With 100 recipes and photographs, Henry offers ideas and solutions to get you out of your weeknight routine, explore new ingredients and techniques, build your confidence, and have a sophisticated dishes on the table in around 45 minutes.
— Emma Laperruque
“This beautiful, stunning book is so core and magically unpretentious while still being uppermost crust. The font, the whole design; it’s so timeless--of the moment and yet historical. I cannot wait to make everything in this stylish book.”
— Lisa Taddeo
“Henry’s book delivers taste and panache with achievable results, whether entertaining friends or experimenting with the contents of one’s pantry. Perfect for her fans and for libraries looking to add some hipster style to their cookbook collection.”
— Library Journal
“Henry (Back Pocket Pasta), a recipe contributor to the New York Times and Food and Wine, delivers her sophomore cookbook, which she conceptualized during COVID self-isolation while playing in her pantry and dreaming of future dinner parties.
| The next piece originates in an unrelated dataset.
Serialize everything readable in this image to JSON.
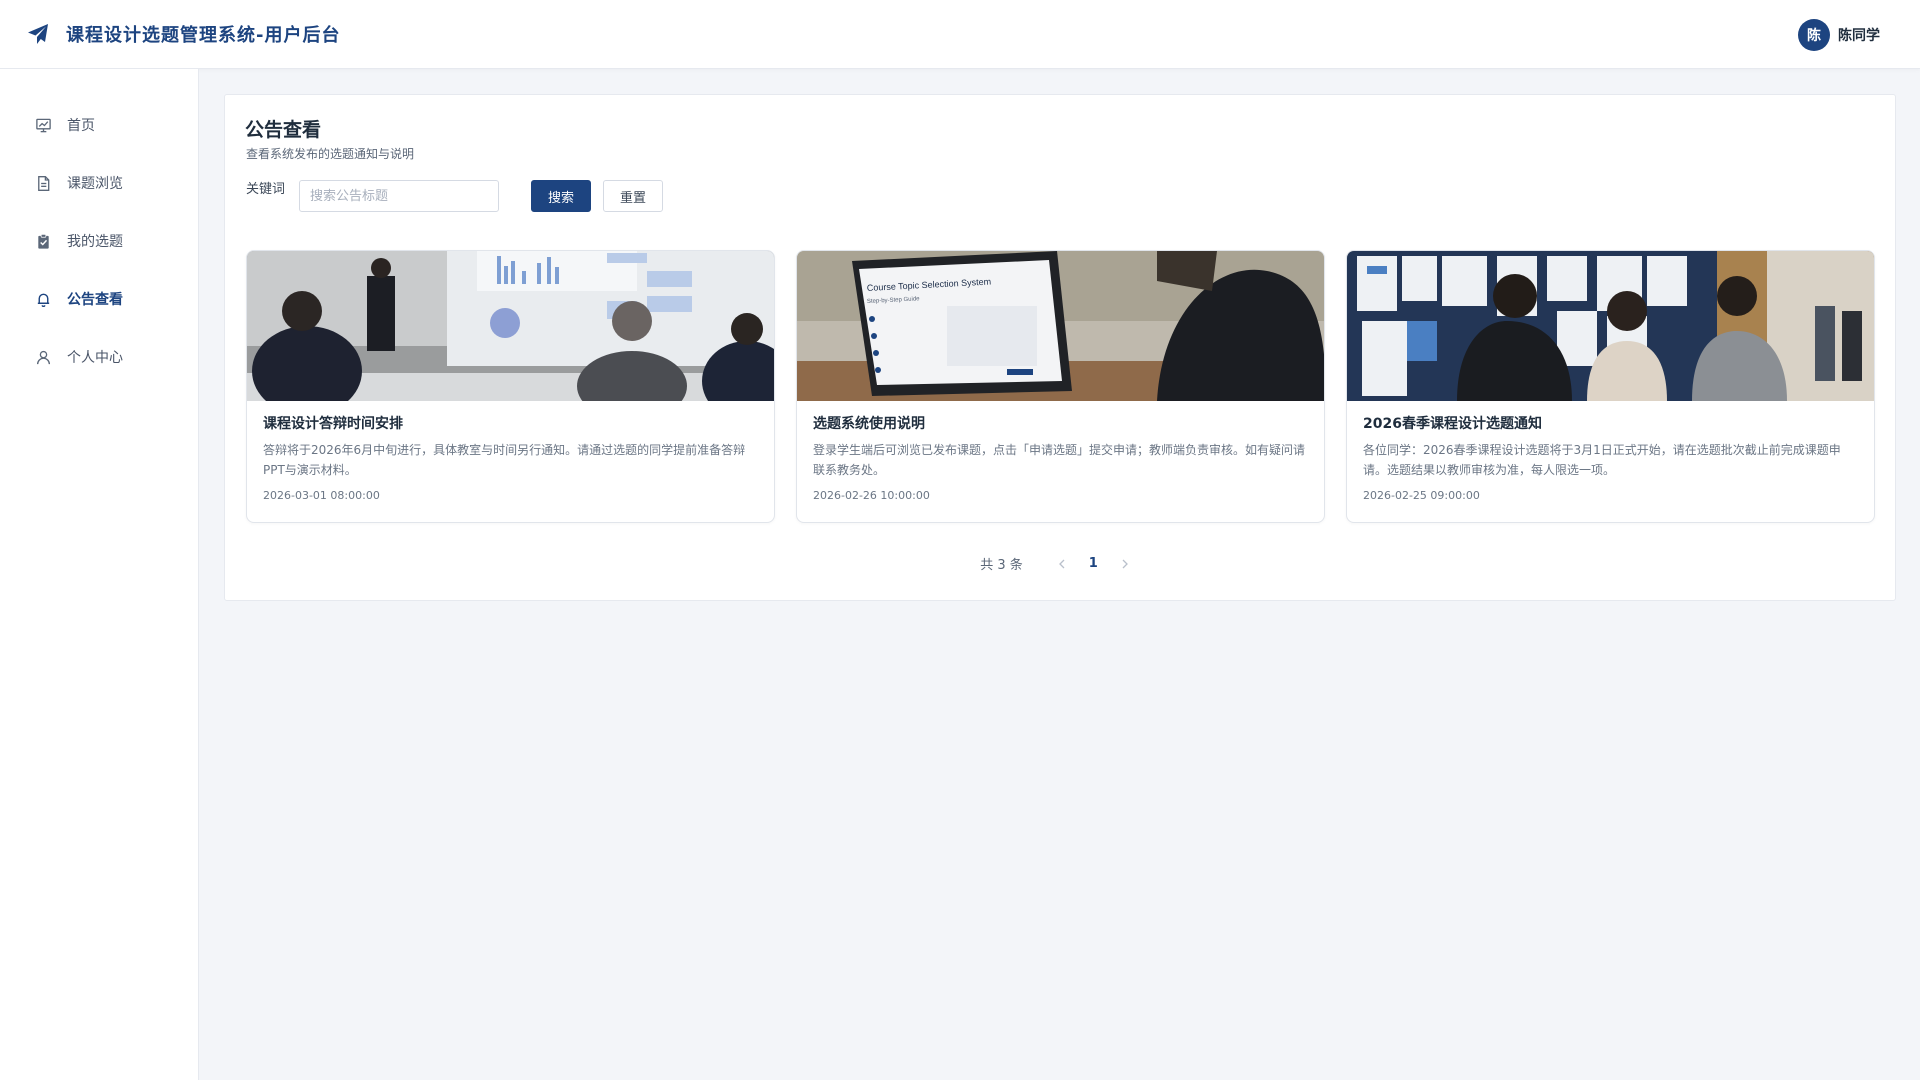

The book focuses on entertaining and includes recipes (desserts in particular) contributed by Henry’s friends. Infused by Henry’s Brooklyn roots and her present life in New York’s Hudson Valley, the recipes are uncomplicated, simple to execute, and original, and create complex flavors using ingredients that are widely found in US grocery stores. The dishes are unique and designed to impress, while Henry’s tone encourages experimentation. Turn to the chapter ‘For Embellishment’ for recipes for oils, salsas, tapenades, and other building blocks to employ in Henry’s creations, plus guidelines for inventing your own condiments and flavor bases. The highly stylized photography is inspired by 1970s issues of Gourmet magazine, minus the aspic.”